18.2.21

Un brindisi a te

Non c'è mai stato un giorno facile con te.

Nemmeno uno, nemmeno quando mi sono impegnata davvero.

Eppure ti ho amato tanto, e ti amo ancora anche se non so quanto. 

Come in molte relazioni sfasate non riesco a capire se il mio amore lo devo al fatto che da te non avrò mai niente in cambio o se è perché mi fai sentire inadeguata molto spesso e adoro farmi male. 

Non so se devo insistere.

Non so perché dovrei. So che in sei anni ho ricominciato da capo più volte mettendomi in gioco senza mai lamentarmi. 

Ho incontrato tantissime persone che altrimenti non avrei conosciuto, grazie a te. Alcune le ho perse di vista, altre inaspettatamente mi hanno accolta nel loro cuore e confortata nei momenti più brutti. 

So che con te ho sognato di volare, so che con te l'ho fatto. So che ho osato, che ho cercato di raccontare chi sono e che a un certo punto non ho più avuto le parole. Non le ho ancora.

Ho solo una collezione di false partenze, di tentativi non riusciti, di idee mai completate.

E la sensazione che con te non devo mollare, non stavolta. 
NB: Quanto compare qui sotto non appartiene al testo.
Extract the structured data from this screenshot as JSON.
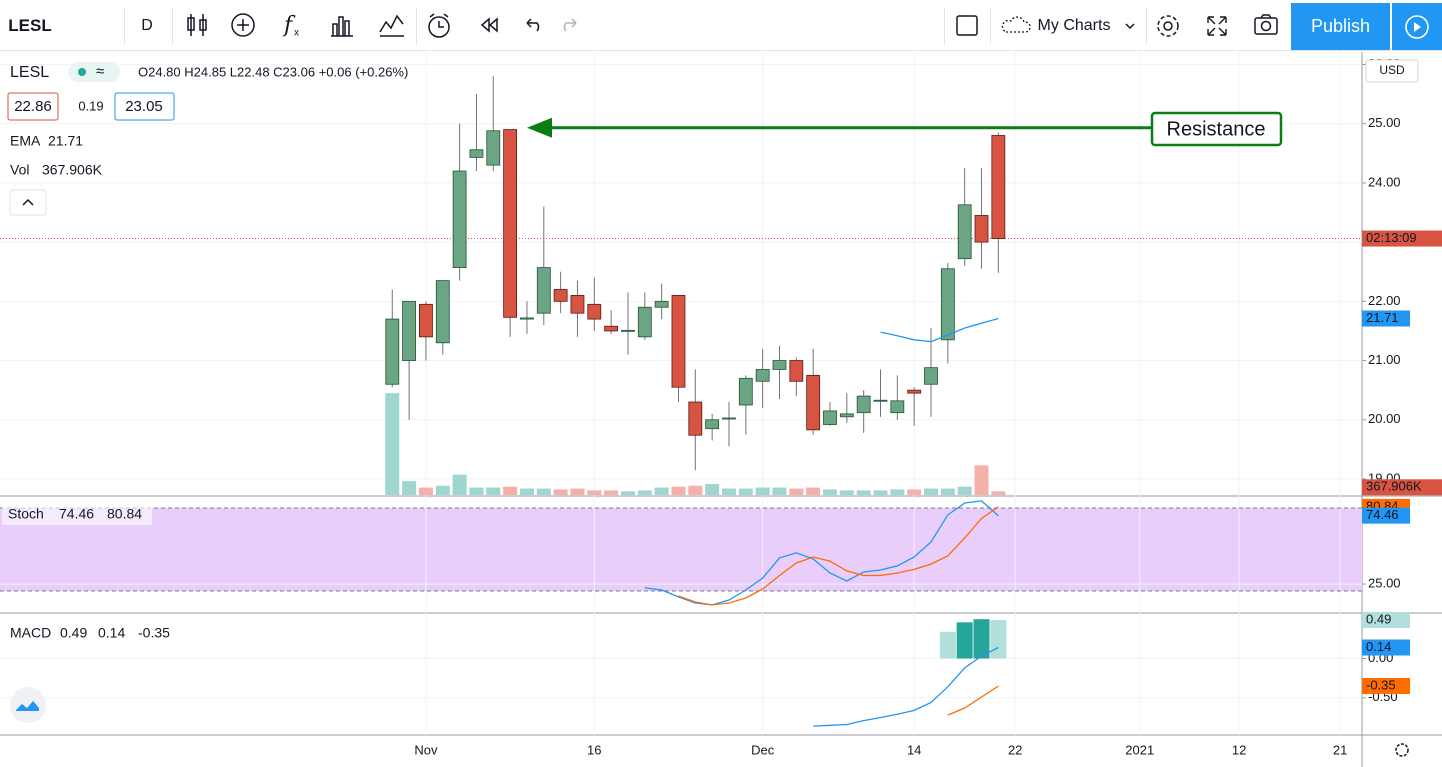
{
  "toolbar": {
    "interval": "D",
    "layout": "My Charts",
    "publish": "Publish"
  },
  "chart_data": [
    {
      "type": "candlestick",
      "symbol": "LESL",
      "ohlc_label": "O24.80 H24.85 L22.48 C23.06 +0.06 (+0.26%)",
      "bid": 22.86,
      "spread": 0.19,
      "ask": 23.05,
      "currency": "USD",
      "countdown": "02:13:09",
      "xlim": [
        -23.3,
        57.6
      ],
      "xticks": [
        {
          "value": 2,
          "label": "Nov"
        },
        {
          "value": 12,
          "label": "16"
        },
        {
          "value": 22,
          "label": "Dec"
        },
        {
          "value": 31,
          "label": "14"
        },
        {
          "value": 37,
          "label": "22"
        },
        {
          "value": 44.4,
          "label": "2021"
        },
        {
          "value": 50.3,
          "label": "12"
        },
        {
          "value": 56.3,
          "label": "21"
        }
      ],
      "ylim": [
        18.73,
        26.21
      ],
      "yticks": [
        {
          "value": 19,
          "label": "19.00"
        },
        {
          "value": 20,
          "label": "20.00"
        },
        {
          "value": 21,
          "label": "21.00"
        },
        {
          "value": 22,
          "label": "22.00"
        },
        {
          "value": 23,
          "label": "23.00"
        },
        {
          "value": 24,
          "label": "24.00"
        },
        {
          "value": 25,
          "label": "25.00"
        },
        {
          "value": 26,
          "label": "26.00"
        }
      ],
      "grid": true,
      "up_color": "#6ba583",
      "down_color": "#d75442",
      "open": [
        20.6,
        21.0,
        21.95,
        21.3,
        22.57,
        24.43,
        24.3,
        24.9,
        21.7,
        21.8,
        22.2,
        22.1,
        21.95,
        21.58,
        21.5,
        21.4,
        21.9,
        22.1,
        20.3,
        19.85,
        20.02,
        20.25,
        20.65,
        20.85,
        21.0,
        20.75,
        19.92,
        20.05,
        20.12,
        20.32,
        20.12,
        20.5,
        20.6,
        21.35,
        22.72,
        23.45,
        24.8
      ],
      "high": [
        22.2,
        22.0,
        22.0,
        22.35,
        25.0,
        25.5,
        25.8,
        24.9,
        22.0,
        23.6,
        22.5,
        22.35,
        22.4,
        21.85,
        22.15,
        22.15,
        22.3,
        22.1,
        20.85,
        20.1,
        20.3,
        20.75,
        21.2,
        21.25,
        21.05,
        21.2,
        20.3,
        20.45,
        20.5,
        20.85,
        20.75,
        20.55,
        21.55,
        22.65,
        24.25,
        24.25,
        24.85
      ],
      "low": [
        20.55,
        20.0,
        21.0,
        21.1,
        22.35,
        24.2,
        24.2,
        21.4,
        21.45,
        21.6,
        21.8,
        21.4,
        21.5,
        21.45,
        21.1,
        21.35,
        21.7,
        20.3,
        19.15,
        19.65,
        19.55,
        19.75,
        20.2,
        20.35,
        20.4,
        19.75,
        19.9,
        19.95,
        19.78,
        20.05,
        20.0,
        19.9,
        20.05,
        20.95,
        22.6,
        22.55,
        22.48
      ],
      "close": [
        21.7,
        22.0,
        21.4,
        22.35,
        24.2,
        24.56,
        24.88,
        21.73,
        21.72,
        22.57,
        22.0,
        21.8,
        21.7,
        21.5,
        21.51,
        21.9,
        22.0,
        20.55,
        19.74,
        20.0,
        20.03,
        20.7,
        20.85,
        21.0,
        20.65,
        19.83,
        20.15,
        20.1,
        20.4,
        20.33,
        20.32,
        20.45,
        20.88,
        22.55,
        23.63,
        23.0,
        23.06
      ],
      "ema": {
        "name": "EMA",
        "color": "#2196f3",
        "values": [
          null,
          null,
          null,
          null,
          null,
          null,
          null,
          null,
          null,
          null,
          null,
          null,
          null,
          null,
          null,
          null,
          null,
          null,
          null,
          null,
          null,
          null,
          null,
          null,
          null,
          null,
          null,
          null,
          null,
          21.48,
          21.42,
          21.35,
          21.32,
          21.43,
          21.55,
          21.63,
          21.71
        ]
      },
      "volume": {
        "name": "Vol",
        "last_label": "367.906K",
        "vlim": [
          0,
          11000000
        ],
        "up_color": "#9fd6cf",
        "down_color": "#f4b1aa",
        "values": [
          10120000,
          1380000,
          740000,
          920000,
          2020000,
          740000,
          740000,
          830000,
          640000,
          640000,
          550000,
          640000,
          460000,
          460000,
          370000,
          460000,
          740000,
          830000,
          920000,
          1100000,
          640000,
          640000,
          740000,
          740000,
          640000,
          740000,
          550000,
          460000,
          460000,
          460000,
          550000,
          550000,
          640000,
          640000,
          830000,
          2940000,
          367906
        ]
      },
      "resistance": {
        "label": "Resistance",
        "price": 24.93,
        "color": "#0a7d14"
      }
    },
    {
      "type": "stoch",
      "name": "Stoch",
      "ylim": [
        4.8,
        87.95
      ],
      "yticks": [
        {
          "value": 25,
          "label": "25.00"
        }
      ],
      "band": [
        20,
        80
      ],
      "band_color": "#e9cdfb",
      "series": [
        {
          "color": "#2196f3",
          "values": [
            null,
            null,
            null,
            null,
            null,
            null,
            null,
            null,
            null,
            null,
            null,
            null,
            null,
            null,
            null,
            22.2,
            20.7,
            15.7,
            11.3,
            9.9,
            13.5,
            20.7,
            29.4,
            43.9,
            47.5,
            43.1,
            33.0,
            27.2,
            33.7,
            35.2,
            38.1,
            44.6,
            55.4,
            75.0,
            83.6,
            85.1,
            74.46
          ]
        },
        {
          "color": "#ff6d00",
          "values": [
            null,
            null,
            null,
            null,
            null,
            null,
            null,
            null,
            null,
            null,
            null,
            null,
            null,
            null,
            null,
            null,
            null,
            16.4,
            12.0,
            9.9,
            11.3,
            14.9,
            21.4,
            31.2,
            40.2,
            44.6,
            41.6,
            34.5,
            31.2,
            31.2,
            33.0,
            35.6,
            39.4,
            45.4,
            58.3,
            72.4,
            80.84
          ]
        }
      ]
    },
    {
      "type": "macd",
      "name": "MACD",
      "ylim": [
        -0.973,
        0.566
      ],
      "yticks": [
        {
          "value": 0,
          "label": "0.00"
        },
        {
          "value": -0.5,
          "label": "-0.50"
        }
      ],
      "histogram": {
        "color": "#26a69a",
        "fade_color": "#b2dfdb",
        "values": [
          null,
          null,
          null,
          null,
          null,
          null,
          null,
          null,
          null,
          null,
          null,
          null,
          null,
          null,
          null,
          null,
          null,
          null,
          null,
          null,
          null,
          null,
          null,
          null,
          null,
          null,
          null,
          null,
          null,
          null,
          null,
          null,
          null,
          0.34,
          0.46,
          0.5,
          0.49
        ]
      },
      "series": [
        {
          "color": "#2196f3",
          "values": [
            null,
            null,
            null,
            null,
            null,
            null,
            null,
            null,
            null,
            null,
            null,
            null,
            null,
            null,
            null,
            null,
            null,
            null,
            null,
            null,
            null,
            null,
            null,
            null,
            null,
            -0.86,
            -0.85,
            -0.84,
            -0.79,
            -0.75,
            -0.71,
            -0.66,
            -0.56,
            -0.36,
            -0.12,
            0.03,
            0.14
          ]
        },
        {
          "color": "#ff6d00",
          "values": [
            null,
            null,
            null,
            null,
            null,
            null,
            null,
            null,
            null,
            null,
            null,
            null,
            null,
            null,
            null,
            null,
            null,
            null,
            null,
            null,
            null,
            null,
            null,
            null,
            null,
            null,
            null,
            null,
            null,
            null,
            null,
            null,
            null,
            -0.72,
            -0.63,
            -0.49,
            -0.35
          ]
        }
      ]
    }
  ]
}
Quando ero giovane avevo una passione simile, un fuoco sacro che mi guidava. Un dolore l'ha spento e io ho smesso di vivere. Ora no, ora non posso. Ho poco tempo e ho voglia di vivere.

Voglio decidere in che modo. Voglio capire chi sono. Voglio scegliere che posto hai.

Voglio amarti davvero o smettere di farlo, davvero.



12.2.21

Questa non è più camera mia - parte seconda

 Da quasi sette giorni il mio cane non c'è più.





Ho dedicato a lei tutto il mio spazio e il mio tempo, ultimamente, ché da dicembre è peggiorata sempre più e non potevo in cuor mio far niente di diverso. Ha lasciato una voragine nella mia vita e una scia di sofferenza - e sangue - che ancora non ho metabolizzato. Gli ultimi due anni sono stati suoi, e la mia esistenza tutta scandita dai suoi ritmi e bisogni. Ora devo ricominciare e tutto sta a me.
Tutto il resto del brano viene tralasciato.